EN FR
EN FR


Section: New Results

High performance fast multipole method for N-body problems

Modeling Irregular Kernels of Task-based codes

The significant increase of the hardware complexity that occurred in the last few years led the high performance community to design many scientific libraries according to a task-based parallelization. The modeling of the performance of the individual tasks (or kernels) they are composed of is crucial for facing multiple challenges as diverse as performing accurate performance predictions, designing robust scheduling algorithms, tuning the applications, etc. Fine-grain modeling such as emulation and cycle-accurate simulation may lead to very accurate results. However, not only their high cost may be prohibitive but they furthermore require a high fidelity modeling of the processor, which makes them hard to deploy in practice. In this paper, we propose an alternative coarse-grain, empirical methodology oblivious to both the target code and the hardware architecture, which leads to robust and accurate timing predictions. We illustrate our approach with a task-based Fast Multipole Method (FMM) algorithm, whose kernels are highly irregular, implemented in the ScalFMM library on top of the starpu task-based runtime system and the simgrid simulator. More details on this work can be found in [41].
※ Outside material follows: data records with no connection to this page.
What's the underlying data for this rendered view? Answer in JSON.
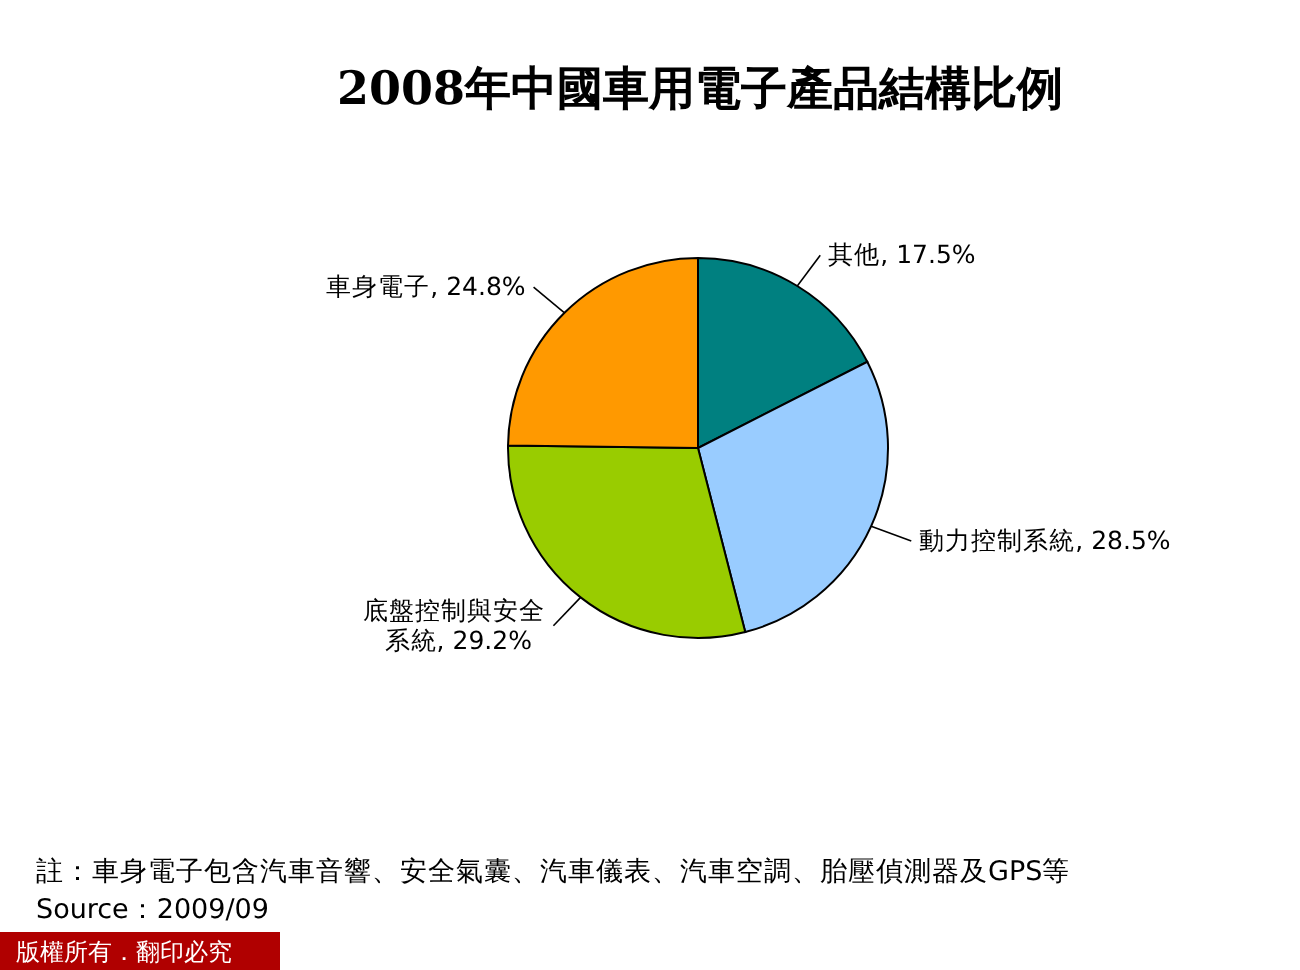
{
  "chart_data": {
    "type": "pie",
    "title": "2008年中國車用電子產品結構比例",
    "categories": [
      "其他",
      "動力控制系統",
      "底盤控制與安全系統",
      "車身電子"
    ],
    "values": [
      17.5,
      28.5,
      29.2,
      24.8
    ],
    "colors": [
      "#008080",
      "#99ccff",
      "#99cc00",
      "#ff9900"
    ],
    "value_labels": [
      "17.5%",
      "28.5%",
      "29.2%",
      "24.8%"
    ],
    "annotations": [
      "註：車身電子包含汽車音響、安全氣囊、汽車儀表、汽車空調、胎壓偵測器及GPS等",
      "Source：2009/09",
      "版權所有．翻印必究"
    ]
  }
}
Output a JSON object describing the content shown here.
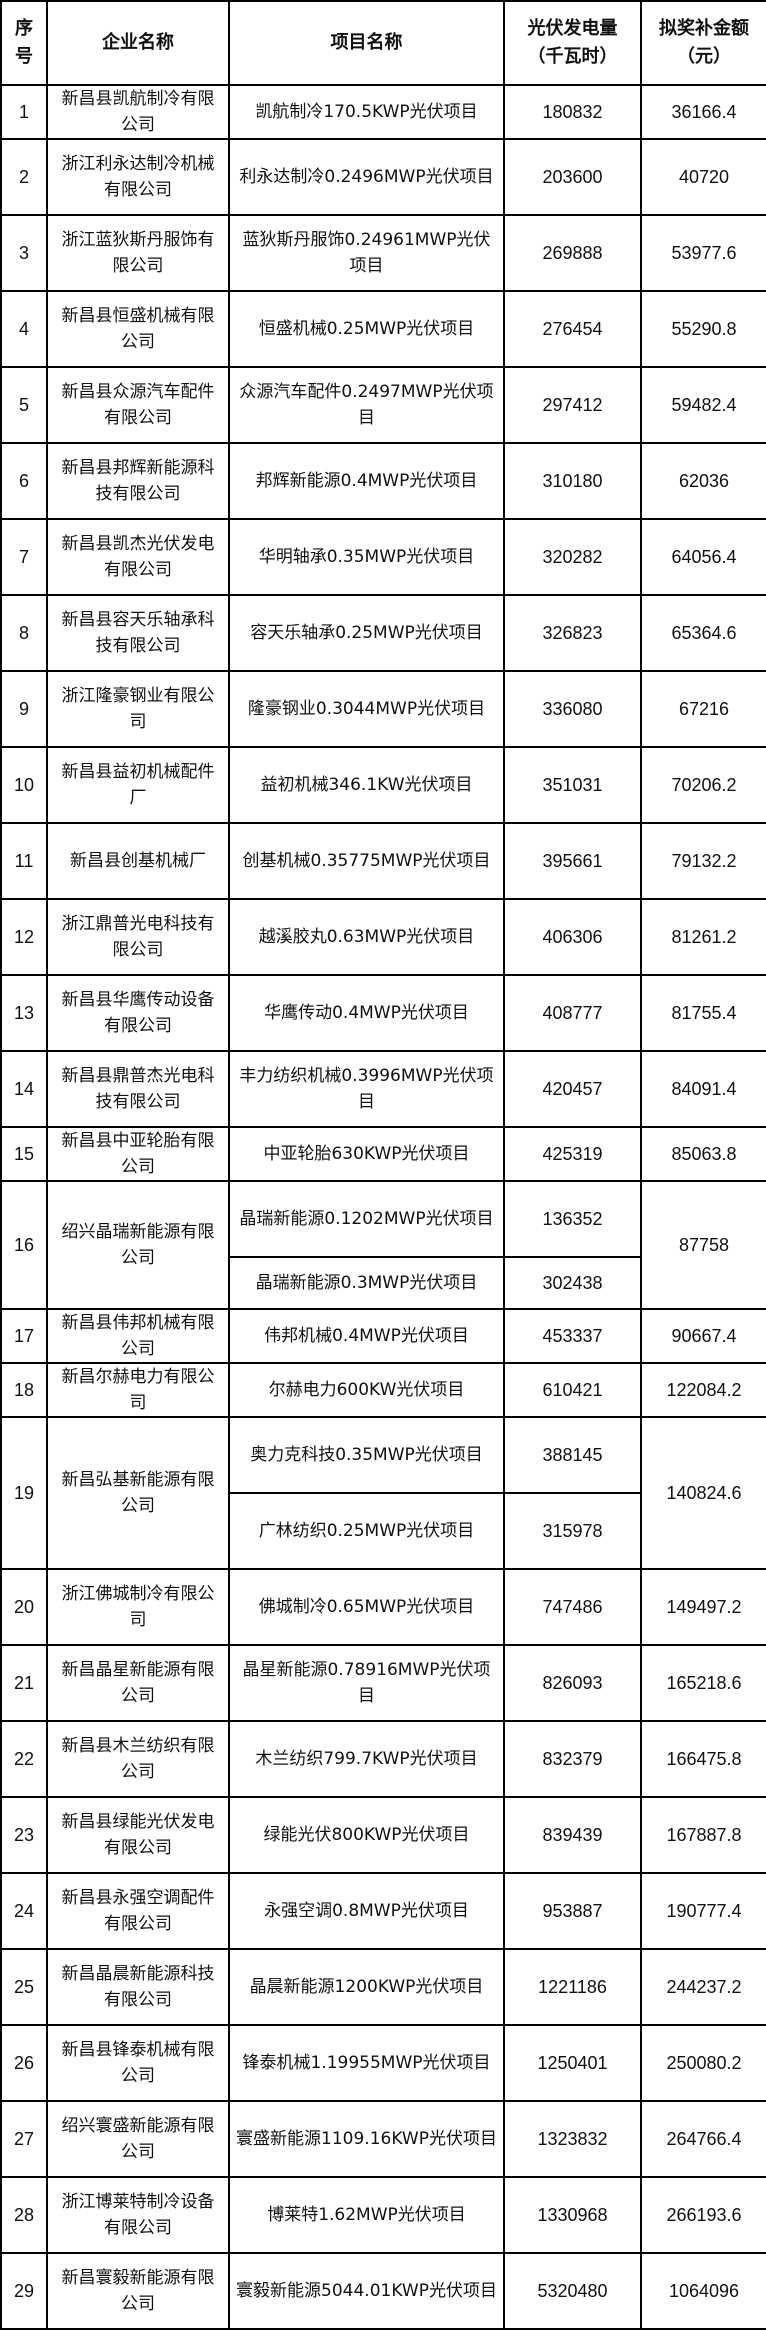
{
  "headers": {
    "no": "序号",
    "company": "企业名称",
    "project": "项目名称",
    "generation": "光伏发电量（千瓦时）",
    "subsidy": "拟奖补金额（元）"
  },
  "rows": [
    {
      "no": "1",
      "company": "新昌县凯航制冷有限公司",
      "projects": [
        {
          "name": "凯航制冷170.5KWP光伏项目",
          "kwh": "180832"
        }
      ],
      "subsidy": "36166.4"
    },
    {
      "no": "2",
      "company": "浙江利永达制冷机械有限公司",
      "projects": [
        {
          "name": "利永达制冷0.2496MWP光伏项目",
          "kwh": "203600"
        }
      ],
      "subsidy": "40720"
    },
    {
      "no": "3",
      "company": "浙江蓝狄斯丹服饰有限公司",
      "projects": [
        {
          "name": "蓝狄斯丹服饰0.24961MWP光伏项目",
          "kwh": "269888"
        }
      ],
      "subsidy": "53977.6"
    },
    {
      "no": "4",
      "company": "新昌县恒盛机械有限公司",
      "projects": [
        {
          "name": "恒盛机械0.25MWP光伏项目",
          "kwh": "276454"
        }
      ],
      "subsidy": "55290.8"
    },
    {
      "no": "5",
      "company": "新昌县众源汽车配件有限公司",
      "projects": [
        {
          "name": "众源汽车配件0.2497MWP光伏项目",
          "kwh": "297412"
        }
      ],
      "subsidy": "59482.4"
    },
    {
      "no": "6",
      "company": "新昌县邦辉新能源科技有限公司",
      "projects": [
        {
          "name": "邦辉新能源0.4MWP光伏项目",
          "kwh": "310180"
        }
      ],
      "subsidy": "62036"
    },
    {
      "no": "7",
      "company": "新昌县凯杰光伏发电有限公司",
      "projects": [
        {
          "name": "华明轴承0.35MWP光伏项目",
          "kwh": "320282"
        }
      ],
      "subsidy": "64056.4"
    },
    {
      "no": "8",
      "company": "新昌县容天乐轴承科技有限公司",
      "projects": [
        {
          "name": "容天乐轴承0.25MWP光伏项目",
          "kwh": "326823"
        }
      ],
      "subsidy": "65364.6"
    },
    {
      "no": "9",
      "company": "浙江隆豪钢业有限公司",
      "projects": [
        {
          "name": "隆豪钢业0.3044MWP光伏项目",
          "kwh": "336080"
        }
      ],
      "subsidy": "67216"
    },
    {
      "no": "10",
      "company": "新昌县益初机械配件厂",
      "projects": [
        {
          "name": "益初机械346.1KW光伏项目",
          "kwh": "351031"
        }
      ],
      "subsidy": "70206.2"
    },
    {
      "no": "11",
      "company": "新昌县创基机械厂",
      "projects": [
        {
          "name": "创基机械0.35775MWP光伏项目",
          "kwh": "395661"
        }
      ],
      "subsidy": "79132.2"
    },
    {
      "no": "12",
      "company": "浙江鼎普光电科技有限公司",
      "projects": [
        {
          "name": "越溪胶丸0.63MWP光伏项目",
          "kwh": "406306"
        }
      ],
      "subsidy": "81261.2"
    },
    {
      "no": "13",
      "company": "新昌县华鹰传动设备有限公司",
      "projects": [
        {
          "name": "华鹰传动0.4MWP光伏项目",
          "kwh": "408777"
        }
      ],
      "subsidy": "81755.4"
    },
    {
      "no": "14",
      "company": "新昌县鼎普杰光电科技有限公司",
      "projects": [
        {
          "name": "丰力纺织机械0.3996MWP光伏项目",
          "kwh": "420457"
        }
      ],
      "subsidy": "84091.4"
    },
    {
      "no": "15",
      "company": "新昌县中亚轮胎有限公司",
      "projects": [
        {
          "name": "中亚轮胎630KWP光伏项目",
          "kwh": "425319"
        }
      ],
      "subsidy": "85063.8"
    },
    {
      "no": "16",
      "company": "绍兴晶瑞新能源有限公司",
      "projects": [
        {
          "name": "晶瑞新能源0.1202MWP光伏项目",
          "kwh": "136352"
        },
        {
          "name": "晶瑞新能源0.3MWP光伏项目",
          "kwh": "302438"
        }
      ],
      "subsidy": "87758"
    },
    {
      "no": "17",
      "company": "新昌县伟邦机械有限公司",
      "projects": [
        {
          "name": "伟邦机械0.4MWP光伏项目",
          "kwh": "453337"
        }
      ],
      "subsidy": "90667.4"
    },
    {
      "no": "18",
      "company": "新昌尔赫电力有限公司",
      "projects": [
        {
          "name": "尔赫电力600KW光伏项目",
          "kwh": "610421"
        }
      ],
      "subsidy": "122084.2"
    },
    {
      "no": "19",
      "company": "新昌弘基新能源有限公司",
      "projects": [
        {
          "name": "奥力克科技0.35MWP光伏项目",
          "kwh": "388145"
        },
        {
          "name": "广林纺织0.25MWP光伏项目",
          "kwh": "315978"
        }
      ],
      "subsidy": "140824.6"
    },
    {
      "no": "20",
      "company": "浙江佛城制冷有限公司",
      "projects": [
        {
          "name": "佛城制冷0.65MWP光伏项目",
          "kwh": "747486"
        }
      ],
      "subsidy": "149497.2"
    },
    {
      "no": "21",
      "company": "新昌晶星新能源有限公司",
      "projects": [
        {
          "name": "晶星新能源0.78916MWP光伏项目",
          "kwh": "826093"
        }
      ],
      "subsidy": "165218.6"
    },
    {
      "no": "22",
      "company": "新昌县木兰纺织有限公司",
      "projects": [
        {
          "name": "木兰纺织799.7KWP光伏项目",
          "kwh": "832379"
        }
      ],
      "subsidy": "166475.8"
    },
    {
      "no": "23",
      "company": "新昌县绿能光伏发电有限公司",
      "projects": [
        {
          "name": "绿能光伏800KWP光伏项目",
          "kwh": "839439"
        }
      ],
      "subsidy": "167887.8"
    },
    {
      "no": "24",
      "company": "新昌县永强空调配件有限公司",
      "projects": [
        {
          "name": "永强空调0.8MWP光伏项目",
          "kwh": "953887"
        }
      ],
      "subsidy": "190777.4"
    },
    {
      "no": "25",
      "company": "新昌晶晨新能源科技有限公司",
      "projects": [
        {
          "name": "晶晨新能源1200KWP光伏项目",
          "kwh": "1221186"
        }
      ],
      "subsidy": "244237.2"
    },
    {
      "no": "26",
      "company": "新昌县锋泰机械有限公司",
      "projects": [
        {
          "name": "锋泰机械1.19955MWP光伏项目",
          "kwh": "1250401"
        }
      ],
      "subsidy": "250080.2"
    },
    {
      "no": "27",
      "company": "绍兴寰盛新能源有限公司",
      "projects": [
        {
          "name": "寰盛新能源1109.16KWP光伏项目",
          "kwh": "1323832"
        }
      ],
      "subsidy": "264766.4"
    },
    {
      "no": "28",
      "company": "浙江博莱特制冷设备有限公司",
      "projects": [
        {
          "name": "博莱特1.62MWP光伏项目",
          "kwh": "1330968"
        }
      ],
      "subsidy": "266193.6"
    },
    {
      "no": "29",
      "company": "新昌寰毅新能源有限公司",
      "projects": [
        {
          "name": "寰毅新能源5044.01KWP光伏项目",
          "kwh": "5320480"
        }
      ],
      "subsidy": "1064096"
    }
  ]
}
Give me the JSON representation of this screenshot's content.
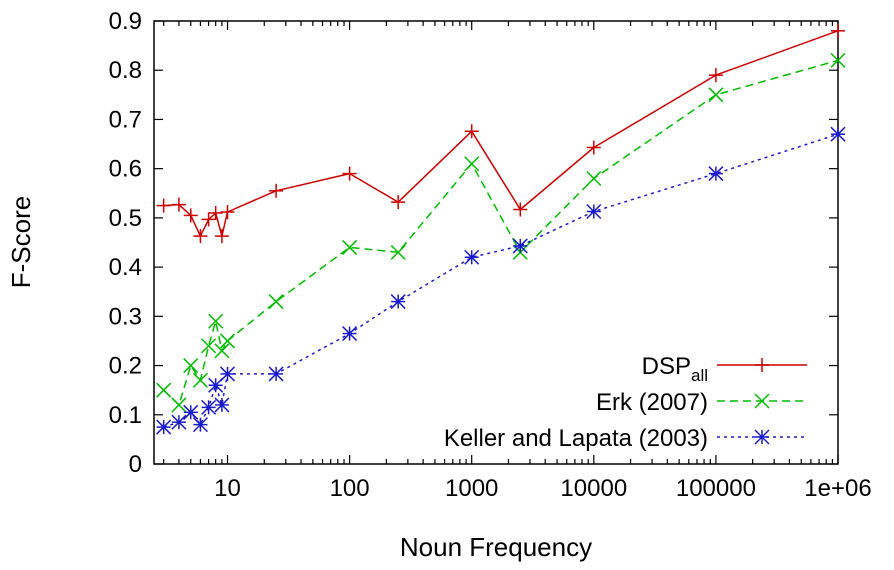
{
  "chart_data": {
    "type": "line",
    "xlabel": "Noun Frequency",
    "ylabel": "F-Score",
    "x_scale": "log",
    "xlim": [
      2.5,
      1000000
    ],
    "ylim": [
      0,
      0.9
    ],
    "x_ticks": [
      {
        "value": 10,
        "label": "10"
      },
      {
        "value": 100,
        "label": "100"
      },
      {
        "value": 1000,
        "label": "1000"
      },
      {
        "value": 10000,
        "label": "10000"
      },
      {
        "value": 100000,
        "label": "100000"
      },
      {
        "value": 1000000,
        "label": "1e+06"
      }
    ],
    "y_ticks": [
      {
        "value": 0,
        "label": "0"
      },
      {
        "value": 0.1,
        "label": "0.1"
      },
      {
        "value": 0.2,
        "label": "0.2"
      },
      {
        "value": 0.3,
        "label": "0.3"
      },
      {
        "value": 0.4,
        "label": "0.4"
      },
      {
        "value": 0.5,
        "label": "0.5"
      },
      {
        "value": 0.6,
        "label": "0.6"
      },
      {
        "value": 0.7,
        "label": "0.7"
      },
      {
        "value": 0.8,
        "label": "0.8"
      },
      {
        "value": 0.9,
        "label": "0.9"
      }
    ],
    "legend_position": "bottom-right",
    "grid": false,
    "series": [
      {
        "name": "DSP",
        "name_sub": "all",
        "color": "#cc0000",
        "dash": "solid",
        "marker": "plus",
        "points": [
          [
            3,
            0.525
          ],
          [
            4,
            0.527
          ],
          [
            5,
            0.505
          ],
          [
            6,
            0.463
          ],
          [
            7,
            0.497
          ],
          [
            8,
            0.51
          ],
          [
            9,
            0.463
          ],
          [
            10,
            0.512
          ],
          [
            25,
            0.555
          ],
          [
            100,
            0.59
          ],
          [
            250,
            0.532
          ],
          [
            1000,
            0.676
          ],
          [
            2500,
            0.517
          ],
          [
            10000,
            0.643
          ],
          [
            100000,
            0.79
          ],
          [
            1000000,
            0.88
          ]
        ]
      },
      {
        "name": "Erk (2007)",
        "name_sub": "",
        "color": "#00bb00",
        "dash": "dashed",
        "marker": "cross",
        "points": [
          [
            3,
            0.15
          ],
          [
            4,
            0.12
          ],
          [
            5,
            0.2
          ],
          [
            6,
            0.17
          ],
          [
            7,
            0.24
          ],
          [
            8,
            0.29
          ],
          [
            9,
            0.23
          ],
          [
            10,
            0.25
          ],
          [
            25,
            0.33
          ],
          [
            100,
            0.44
          ],
          [
            250,
            0.43
          ],
          [
            1000,
            0.61
          ],
          [
            2500,
            0.43
          ],
          [
            10000,
            0.58
          ],
          [
            100000,
            0.75
          ],
          [
            1000000,
            0.82
          ]
        ]
      },
      {
        "name": "Keller and Lapata (2003)",
        "name_sub": "",
        "color": "#1a1acc",
        "dash": "dotted",
        "marker": "star",
        "points": [
          [
            3,
            0.075
          ],
          [
            4,
            0.085
          ],
          [
            5,
            0.105
          ],
          [
            6,
            0.08
          ],
          [
            7,
            0.115
          ],
          [
            8,
            0.16
          ],
          [
            9,
            0.12
          ],
          [
            10,
            0.183
          ],
          [
            25,
            0.183
          ],
          [
            100,
            0.265
          ],
          [
            250,
            0.33
          ],
          [
            1000,
            0.42
          ],
          [
            2500,
            0.443
          ],
          [
            10000,
            0.513
          ],
          [
            100000,
            0.59
          ],
          [
            1000000,
            0.67
          ]
        ]
      }
    ]
  }
}
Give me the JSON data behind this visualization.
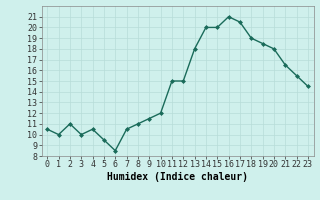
{
  "x": [
    0,
    1,
    2,
    3,
    4,
    5,
    6,
    7,
    8,
    9,
    10,
    11,
    12,
    13,
    14,
    15,
    16,
    17,
    18,
    19,
    20,
    21,
    22,
    23
  ],
  "y": [
    10.5,
    10.0,
    11.0,
    10.0,
    10.5,
    9.5,
    8.5,
    10.5,
    11.0,
    11.5,
    12.0,
    15.0,
    15.0,
    18.0,
    20.0,
    20.0,
    21.0,
    20.5,
    19.0,
    18.5,
    18.0,
    16.5,
    15.5,
    14.5
  ],
  "line_color": "#1a6b5a",
  "bg_color": "#cff0ec",
  "grid_color": "#b8ddd8",
  "xlabel": "Humidex (Indice chaleur)",
  "ylim": [
    8,
    22
  ],
  "xlim": [
    -0.5,
    23.5
  ],
  "yticks": [
    8,
    9,
    10,
    11,
    12,
    13,
    14,
    15,
    16,
    17,
    18,
    19,
    20,
    21
  ],
  "xtick_labels": [
    "0",
    "1",
    "2",
    "3",
    "4",
    "5",
    "6",
    "7",
    "8",
    "9",
    "10",
    "11",
    "12",
    "13",
    "14",
    "15",
    "16",
    "17",
    "18",
    "19",
    "20",
    "21",
    "22",
    "23"
  ],
  "marker": "D",
  "marker_size": 2.0,
  "line_width": 1.0,
  "tick_fontsize": 6.0,
  "xlabel_fontsize": 7.0
}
Task-based fast multipole method for clusters of multicore processors

Most high-performance, scientific libraries have adopted hybrid parallelization schemes - such as the popular MPI+OpenMP hybridization - to benefit from the capacities of modern distributed-memory machines. While these approaches have shown to achieve high performance, they require a lot of effort to design and maintain sophisticated synchronization/communication strategies. On the other hand, task-based programming paradigms aim at delegating this burden to a runtime system for maximizing productivity. In this article, we assess the potential of task-based fast multipole methods (FMM) on clusters of multicore processors. We propose both a hybrid MPI+task FMM parallelization and a pure task-based parallelization where the MPI communications are implicitly handled by the runtime system. The latter approach yields a very compact code following a sequential task-based programming model. We show that task-based approaches can compete with a hybrid MPI+OpenMP highly optimized code and that furthermore the compact task-based scheme fully matches the performance of the sophisticated, hybrid MPI+task version, ensuring performance while maximizing productivity. We illustrate our discussion with the ScalFMM FMM library and the StarPU runtime system. More details on this work can be found in [40].